The mailers cite House Bill 438 as the source for their claims. This legislation, authored by Republican State Representative Mike Schofield, would have provided state district judges a biennial cost of living adjustment based on the inflation rate.
While state law bases legislative pensions on a formula tied to the $140,000 annual salary of a state district judge outlined in Section 659.012(a) of the Texas Government Code, HB 438 did not amend this statutory base salary. House Bill 438, however, would have created a new section of law providing for the cost of living adjustments based on inflation. The language in the bill would not have affected the calculation of legislative pensions or increased pension amounts.
In remarks made on the House floor about allegations that House Bill 438 would have increased legislative pensions, Schofield explained how such allegations were unfounded and that the bill would not raise legislative pensions.
“House Bill 438 creates a legislative structure to automatically index state judicial salaries to inflation to maintain the constant purchasing power of judicial salaries. What it does not do is raise legislative pensions. It never did. That’s not in the bill. And it never was. Twitter, notwithstanding. The section of law that links your salary or your legislative pensions to judicial pay is [Texas Government Code section] 814.103(a). That section of law is not affected by this bill. This bill creates a second section, section Subsection B-1, which would be the inflation adjustment for judges. The purpose of the bill is to make sure the third branch of government isn’t constantly falling behind on their pay because we wait a decade to give them a raise. This would maintain their purchasing power level with today, and I move passage,” said Schofield in his remarks delivered on the House floor on May 2, 2023.
House Bill 438 passed the Texas House on a vote of 134-10 but later died in the Texas Senate.

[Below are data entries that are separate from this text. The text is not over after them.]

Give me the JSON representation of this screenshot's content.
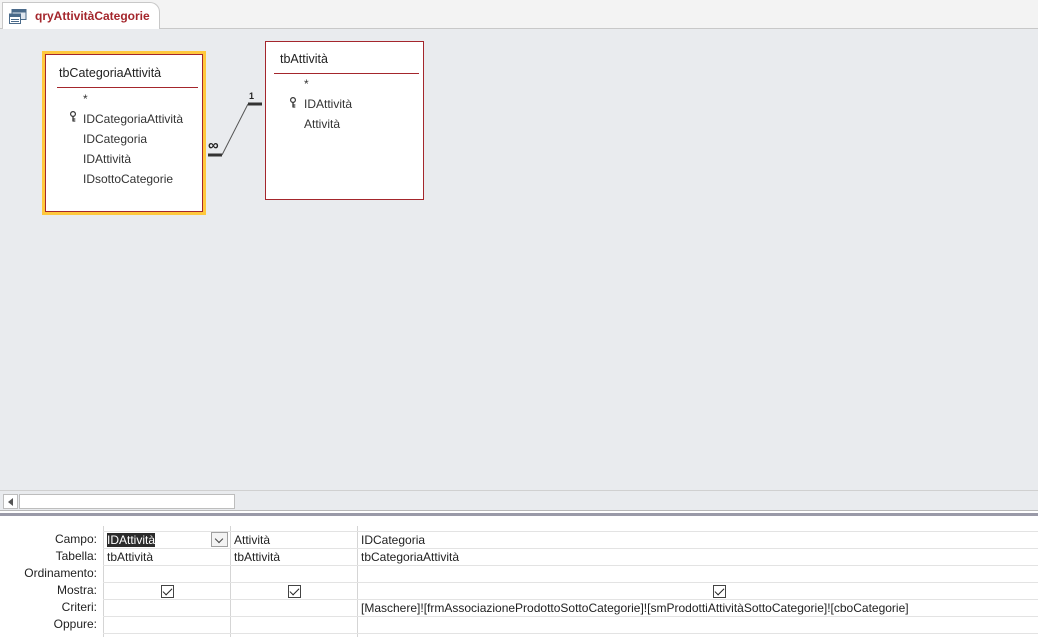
{
  "tab": {
    "title": "qryAttivitàCategorie",
    "icon": "query-icon"
  },
  "tables": [
    {
      "title": "tbCategoriaAttività",
      "fields": [
        "*",
        "IDCategoriaAttività",
        "IDCategoria",
        "IDAttività",
        "IDsottoCategorie"
      ],
      "key_field": "IDCategoriaAttività",
      "selected": true
    },
    {
      "title": "tbAttività",
      "fields": [
        "*",
        "IDAttività",
        "Attività"
      ],
      "key_field": "IDAttività",
      "selected": false
    }
  ],
  "relationship": {
    "one_label": "1",
    "many_label": "∞"
  },
  "grid": {
    "row_labels": [
      "Campo:",
      "Tabella:",
      "Ordinamento:",
      "Mostra:",
      "Criteri:",
      "Oppure:"
    ],
    "columns": [
      {
        "campo": "IDAttività",
        "tabella": "tbAttività",
        "ordinamento": "",
        "mostra": true,
        "criteri": "",
        "oppure": ""
      },
      {
        "campo": "Attività",
        "tabella": "tbAttività",
        "ordinamento": "",
        "mostra": true,
        "criteri": "",
        "oppure": ""
      },
      {
        "campo": "IDCategoria",
        "tabella": "tbCategoriaAttività",
        "ordinamento": "",
        "mostra": true,
        "criteri": "[Maschere]![frmAssociazioneProdottoSottoCategorie]![smProdottiAttivitàSottoCategorie]![cboCategorie]",
        "oppure": ""
      }
    ]
  },
  "colors": {
    "accent": "#a4262c",
    "selection_border": "#ffc83d",
    "canvas": "#e9ebee"
  }
}
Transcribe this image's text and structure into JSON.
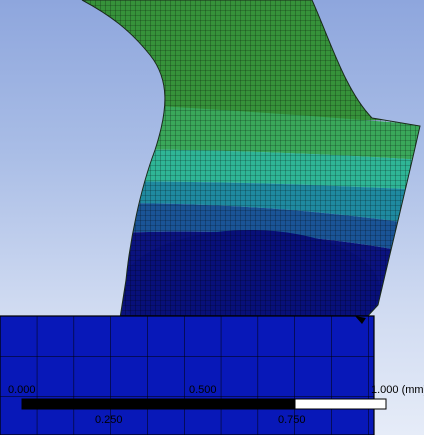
{
  "viewport": {
    "label": "FEA mesh deformation contour view"
  },
  "colors": {
    "background_top": "#8ea6dd",
    "background_bottom": "#e6ecf8",
    "contour_bands": [
      "#0a0f7a",
      "#1a3d8f",
      "#1e7a9a",
      "#2fa88f",
      "#3fb06a",
      "#3f9a3a",
      "#2f7f2a"
    ],
    "base_plate": "#0818b8",
    "mesh_line": "#000000"
  },
  "scale_bar": {
    "tick_left": "0.000",
    "tick_mid": "0.500",
    "tick_right": "1.000 (mm)",
    "sub_left": "0.250",
    "sub_right": "0.750"
  }
}
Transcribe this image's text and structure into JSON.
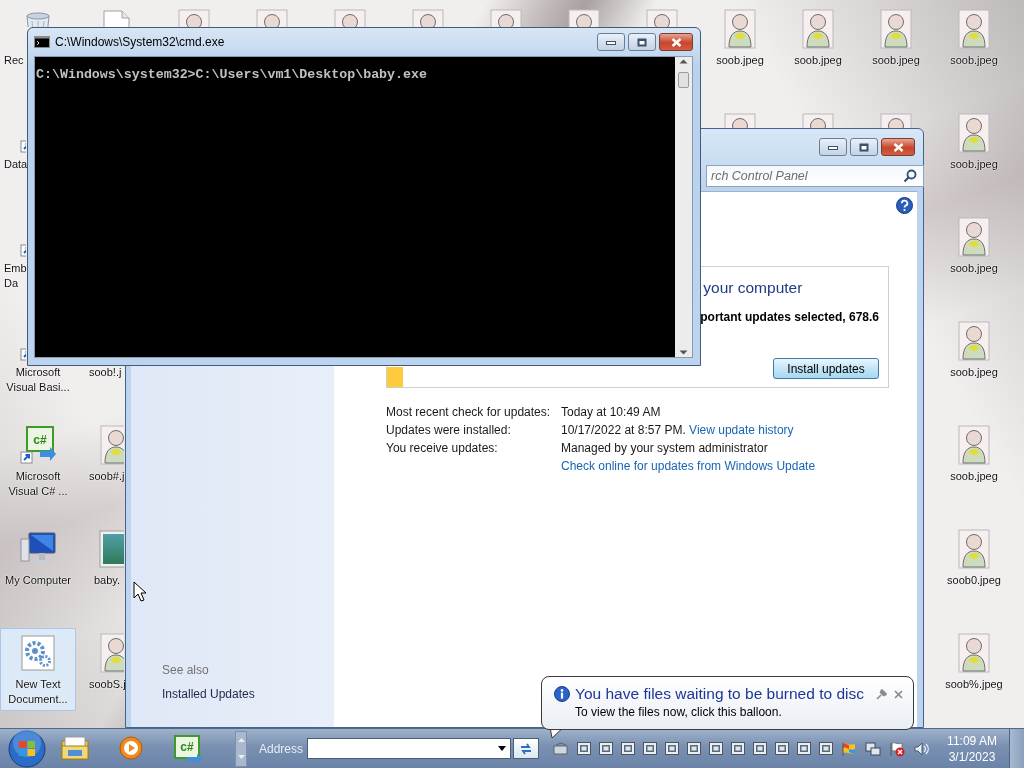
{
  "desktop": {
    "icons": [
      {
        "kind": "recycle",
        "lines": [
          "Rec"
        ],
        "selected": false
      },
      {
        "kind": "molecule",
        "lines": [
          "Data"
        ],
        "selected": false
      },
      {
        "kind": "red_app",
        "lines": [
          "Emb",
          "Da"
        ],
        "selected": false
      },
      {
        "kind": "window_app",
        "lines": [
          "Microsoft",
          "Visual Basi..."
        ],
        "selected": false
      },
      {
        "kind": "csharp",
        "glyph": "c#",
        "lines": [
          "Microsoft",
          "Visual C# ..."
        ],
        "selected": false
      },
      {
        "kind": "computer",
        "lines": [
          "My Computer"
        ],
        "selected": false
      },
      {
        "kind": "gears",
        "lines": [
          "New Text",
          "Document..."
        ],
        "selected": true
      },
      {
        "kind": "document",
        "selected": false
      },
      {
        "kind": "image",
        "lines": [
          "soob!.j"
        ],
        "selected": false
      },
      {
        "kind": "image",
        "lines": [
          "soob#.j"
        ],
        "selected": false
      },
      {
        "kind": "picture",
        "lines": [
          "baby."
        ],
        "selected": false
      },
      {
        "kind": "image",
        "lines": [
          "soobS.j"
        ],
        "selected": false
      },
      {
        "kind": "image",
        "selected": false
      },
      {
        "kind": "image",
        "selected": false
      },
      {
        "kind": "image",
        "selected": false
      },
      {
        "kind": "image",
        "selected": false
      },
      {
        "kind": "image",
        "selected": false
      },
      {
        "kind": "image",
        "selected": false
      },
      {
        "kind": "image",
        "selected": false
      },
      {
        "kind": "image",
        "lines": [
          "soob.jpeg"
        ],
        "selected": false
      },
      {
        "kind": "image",
        "lines": [
          "soob.jpeg"
        ],
        "selected": false
      },
      {
        "kind": "image",
        "lines": [
          "soob.jpeg"
        ],
        "selected": false
      },
      {
        "kind": "image",
        "lines": [
          "soob.jpeg"
        ],
        "selected": false
      },
      {
        "kind": "image",
        "selected": false
      },
      {
        "kind": "image",
        "selected": false
      },
      {
        "kind": "image",
        "selected": false
      },
      {
        "kind": "image",
        "lines": [
          "soob.jpeg"
        ],
        "selected": false
      },
      {
        "kind": "image",
        "lines": [
          "soob.jpeg"
        ],
        "selected": false
      },
      {
        "kind": "image",
        "lines": [
          "soob.jpeg"
        ],
        "selected": false
      },
      {
        "kind": "image",
        "lines": [
          "soob.jpeg"
        ],
        "selected": false
      },
      {
        "kind": "image",
        "lines": [
          "soob0.jpeg"
        ],
        "selected": false
      },
      {
        "kind": "image",
        "lines": [
          "soob%.jpeg"
        ],
        "selected": false
      }
    ]
  },
  "update_window": {
    "search": {
      "placeholder": "rch Control Panel"
    },
    "sidebar": {
      "heading": "See also",
      "links": [
        "Installed Updates"
      ]
    },
    "status_box": {
      "heading": "your computer",
      "summary": "portant updates selected, 678.6",
      "button": "Install updates"
    },
    "details": [
      {
        "label": "Most recent check for updates:",
        "value": "Today at 10:49 AM"
      },
      {
        "label": "Updates were installed:",
        "value": "10/17/2022 at 8:57 PM.",
        "link": "View update history"
      },
      {
        "label": "You receive updates:",
        "value": "Managed by your system administrator"
      },
      {
        "link": "Check online for updates from Windows Update"
      }
    ]
  },
  "console_window": {
    "title": "C:\\Windows\\System32\\cmd.exe",
    "lines": [
      "C:\\Windows\\system32>C:\\Users\\vm1\\Desktop\\baby.exe"
    ]
  },
  "balloon": {
    "title": "You have files waiting to be burned to disc",
    "text": "To view the files now, click this balloon."
  },
  "taskbar": {
    "pinned": [
      {
        "kind": "explorer"
      },
      {
        "kind": "media"
      },
      {
        "kind": "csharp",
        "glyph": "c#"
      }
    ],
    "address": {
      "label": "Address"
    },
    "clock": {
      "time": "11:09 AM",
      "date": "3/1/2023"
    }
  }
}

Some versions of Texans for Fiscal Responsibility’s mailers reference House Bill 2779, by Republican State Representative Jeff Leach. While that bill would have increased judicial salaries, the version passed by the House included a provision that would have decoupled the legislative pension formula from the statutory salary of a state district judge. Like House Bill 438, House Bill 2779 would not have increased legislative pensions.
House Bill 2779 passed the Texas House by a vote of 142-0 on May 9, 2023. While an amended version of the bill passed the Texas Senate by a 31-0 vote, the bill died after a conference committee report was not presented to the chambers for approval.

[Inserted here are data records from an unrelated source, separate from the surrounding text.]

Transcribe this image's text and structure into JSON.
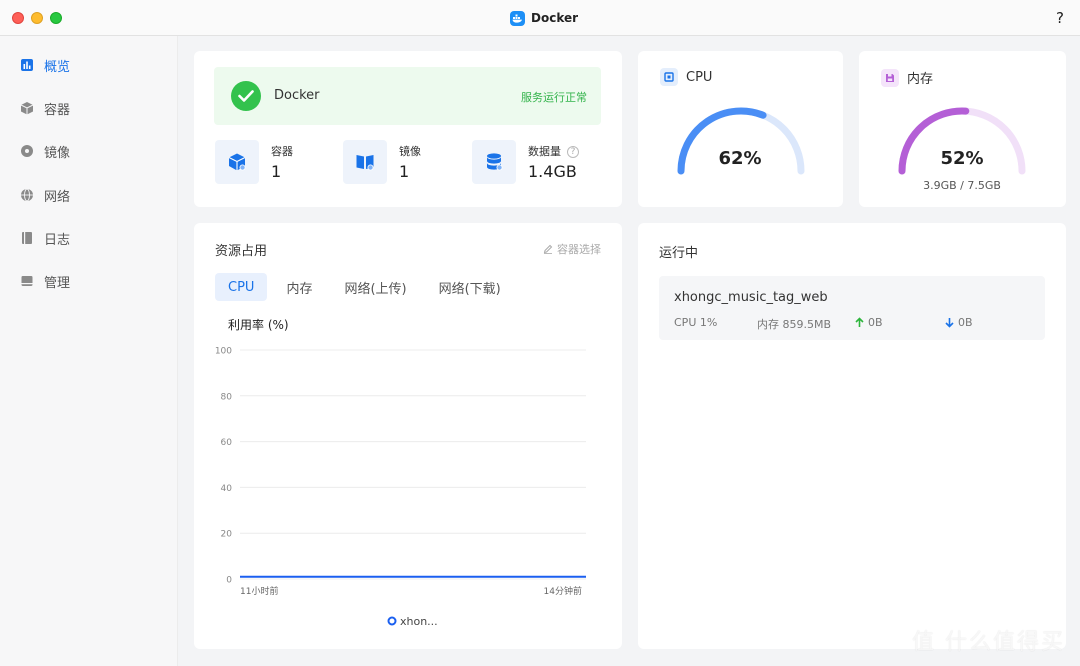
{
  "window": {
    "title": "Docker",
    "help": "?"
  },
  "sidebar": {
    "items": [
      {
        "label": "概览",
        "icon": "chart-bar-icon",
        "active": true
      },
      {
        "label": "容器",
        "icon": "cube-icon"
      },
      {
        "label": "镜像",
        "icon": "disc-icon"
      },
      {
        "label": "网络",
        "icon": "globe-icon"
      },
      {
        "label": "日志",
        "icon": "book-icon"
      },
      {
        "label": "管理",
        "icon": "box-icon"
      }
    ]
  },
  "status": {
    "name": "Docker",
    "text": "服务运行正常",
    "color": "#33c24d"
  },
  "stats": [
    {
      "label": "容器",
      "value": "1",
      "icon": "container-icon"
    },
    {
      "label": "镜像",
      "value": "1",
      "icon": "image-book-icon"
    },
    {
      "label": "数据量",
      "value": "1.4GB",
      "icon": "database-icon",
      "help": "?"
    }
  ],
  "cpu_gauge": {
    "title": "CPU",
    "value_text": "62%",
    "percent": 62,
    "color": "#4a8ef5"
  },
  "mem_gauge": {
    "title": "内存",
    "value_text": "52%",
    "percent": 52,
    "sub": "3.9GB / 7.5GB",
    "color": "#b45fd6"
  },
  "resources": {
    "title": "资源占用",
    "select_label": "容器选择",
    "tabs": [
      "CPU",
      "内存",
      "网络(上传)",
      "网络(下载)"
    ],
    "active_tab": 0,
    "chart_label": "利用率 (%)"
  },
  "chart_data": {
    "type": "line",
    "ylim": [
      0,
      100
    ],
    "y_ticks": [
      "100",
      "80",
      "60",
      "40",
      "20",
      "0"
    ],
    "x_tick_labels": [
      "11小时前",
      "14分钟前"
    ],
    "series": [
      {
        "name": "xhon...",
        "values": [
          1,
          1
        ],
        "color": "#1a5ff0"
      }
    ],
    "legend": "bottom-center",
    "grid": true
  },
  "running": {
    "title": "运行中",
    "items": [
      {
        "name": "xhongc_music_tag_web",
        "cpu": "CPU 1%",
        "mem": "内存 859.5MB",
        "up": "0B",
        "down": "0B"
      }
    ]
  },
  "watermark": "值 什么值得买"
}
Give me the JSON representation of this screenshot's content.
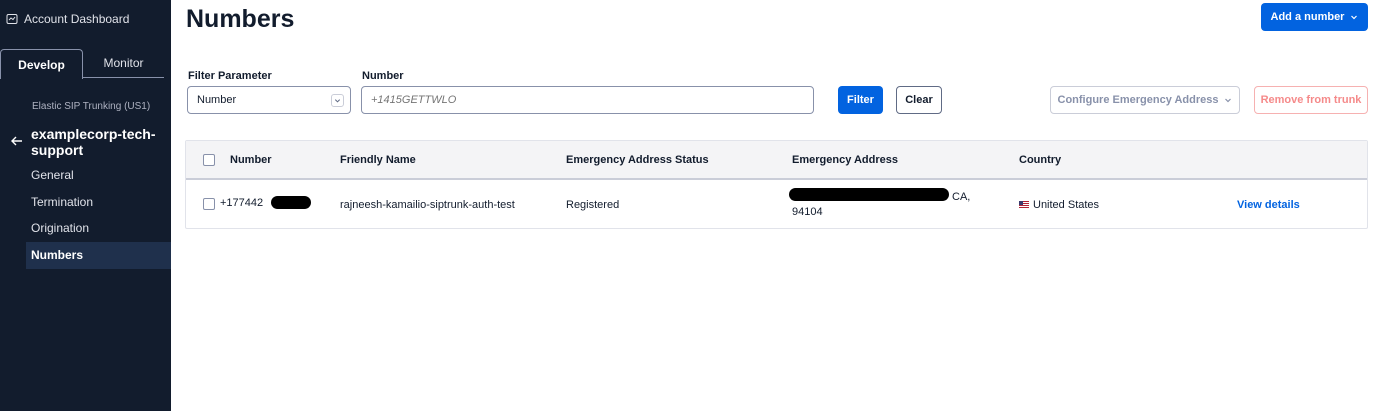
{
  "sidebar": {
    "account_label": "Account Dashboard",
    "tabs": [
      {
        "label": "Develop"
      },
      {
        "label": "Monitor"
      }
    ],
    "breadcrumb": "Elastic SIP Trunking (US1)",
    "project_name": "examplecorp-tech-support",
    "nav": [
      {
        "label": "General"
      },
      {
        "label": "Termination"
      },
      {
        "label": "Origination"
      },
      {
        "label": "Numbers"
      }
    ]
  },
  "page": {
    "title": "Numbers",
    "add_button": "Add a number"
  },
  "filters": {
    "parameter_label": "Filter Parameter",
    "parameter_value": "Number",
    "number_label": "Number",
    "number_placeholder": "+1415GETTWLO",
    "filter_button": "Filter",
    "clear_button": "Clear",
    "configure_button": "Configure Emergency Address",
    "remove_button": "Remove from trunk"
  },
  "table": {
    "columns": [
      "Number",
      "Friendly Name",
      "Emergency Address Status",
      "Emergency Address",
      "Country"
    ],
    "rows": [
      {
        "number": "+177442",
        "friendly_name": "rajneesh-kamailio-siptrunk-auth-test",
        "status": "Registered",
        "address_line1": "CA,",
        "address_line2": "94104",
        "country": "United States",
        "action": "View details"
      }
    ]
  },
  "colors": {
    "sidebar_bg": "#121c2d",
    "primary": "#0263e0",
    "destructive_disabled": "#f58a8a"
  }
}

Texas for Fiscal Responsibility has been a longstanding presence in the network of political organizations supported by Midland businessman Tim Dunn and his allies. It has a long history of engaging in political attacks against legislators disfavored by Dunn’s political organization. It was also one of the organizations showcased at a donor retreat hosted by Dunn last year.

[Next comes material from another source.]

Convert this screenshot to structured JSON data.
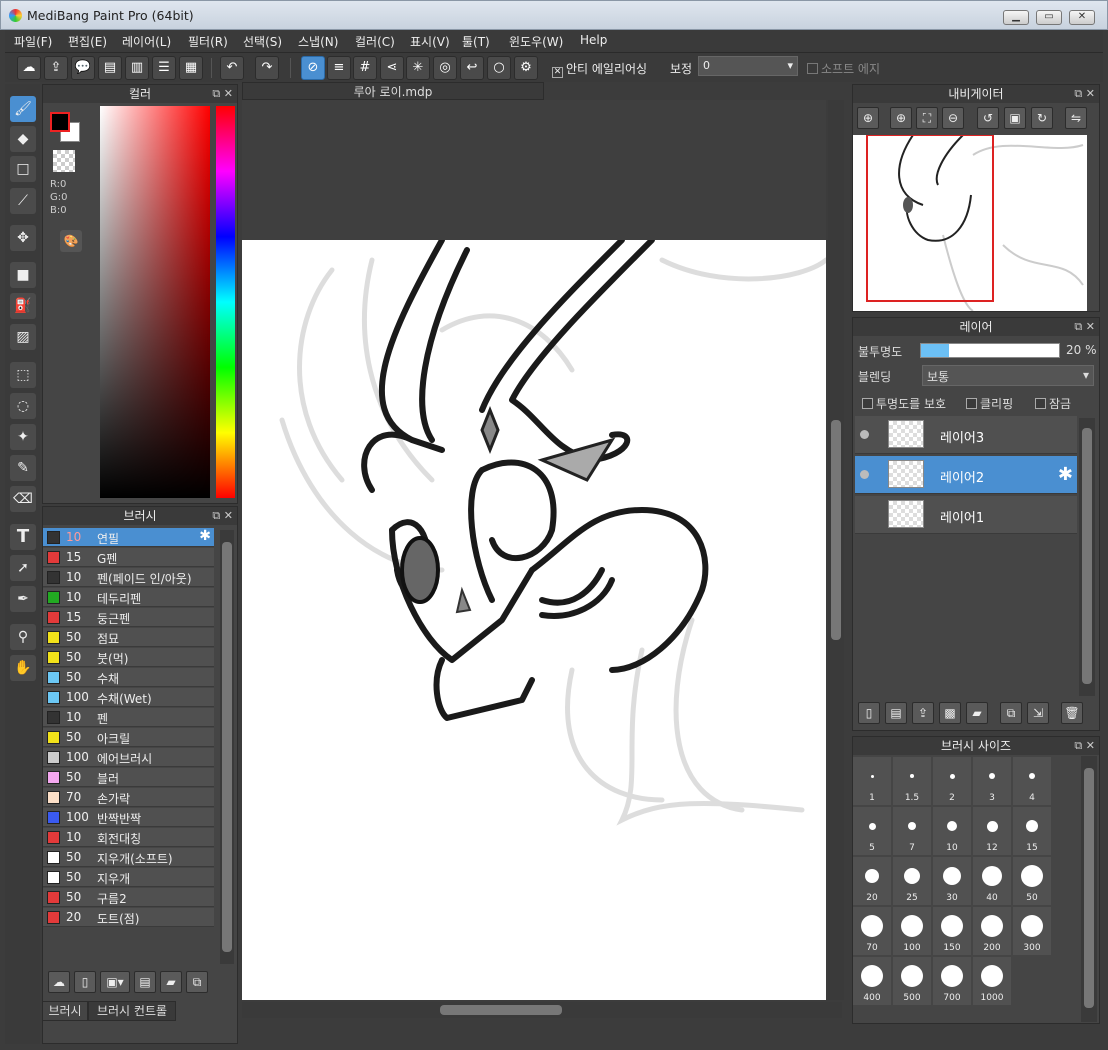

Andrew McVeigh, the current President and CEO of Texas for Fiscal Responsibility, previously worked as Chief of Staff for disgraced former State Representative Bryan Slaton.
Slaton was expelled from the Texas House on a unanimous vote last year after it was discovered that Slaton had provided alcohol at his apartment to a 19-year-old intern who worked in his office and then took her virginity. The Texas House Committee on General Investigating released a report on its investigation into the allegations against Slaton that resulted in his expulsion. This report determined the male employees in Slaton’s office obstructed the Committee’s investigation and engaged in “gross misconduct” under the Texas House of Representatives Housekeeping Resolution.
In its report, the Committee noted that the five male employees of Slaton’s office “refused to meet with the independent investigator for an interview, even after being informed that a person must cooperate with an investigation in accordance with the Committee Rules.” The committee report also found that “all five male employees of Slaton obstructed the committee’s investigation by refusing to meet with the independent investigator for an interview at her requests.”
The committee report continued, “The Committee further concludes that the employees had direct knowledge of conduct constituting sexual harassment and retaliation under House Rule 15 and the Appropriate Workplace Conduct Policy in the House Personnel Manual and they did not make the required report to the Committee. Finally, the Committee concludes that the refusals by Slaton’s employees to comply with Rule 15 and the Committee’s rules constitute “gross misconduct” under Section 4.16, Housekeeping Resolution.”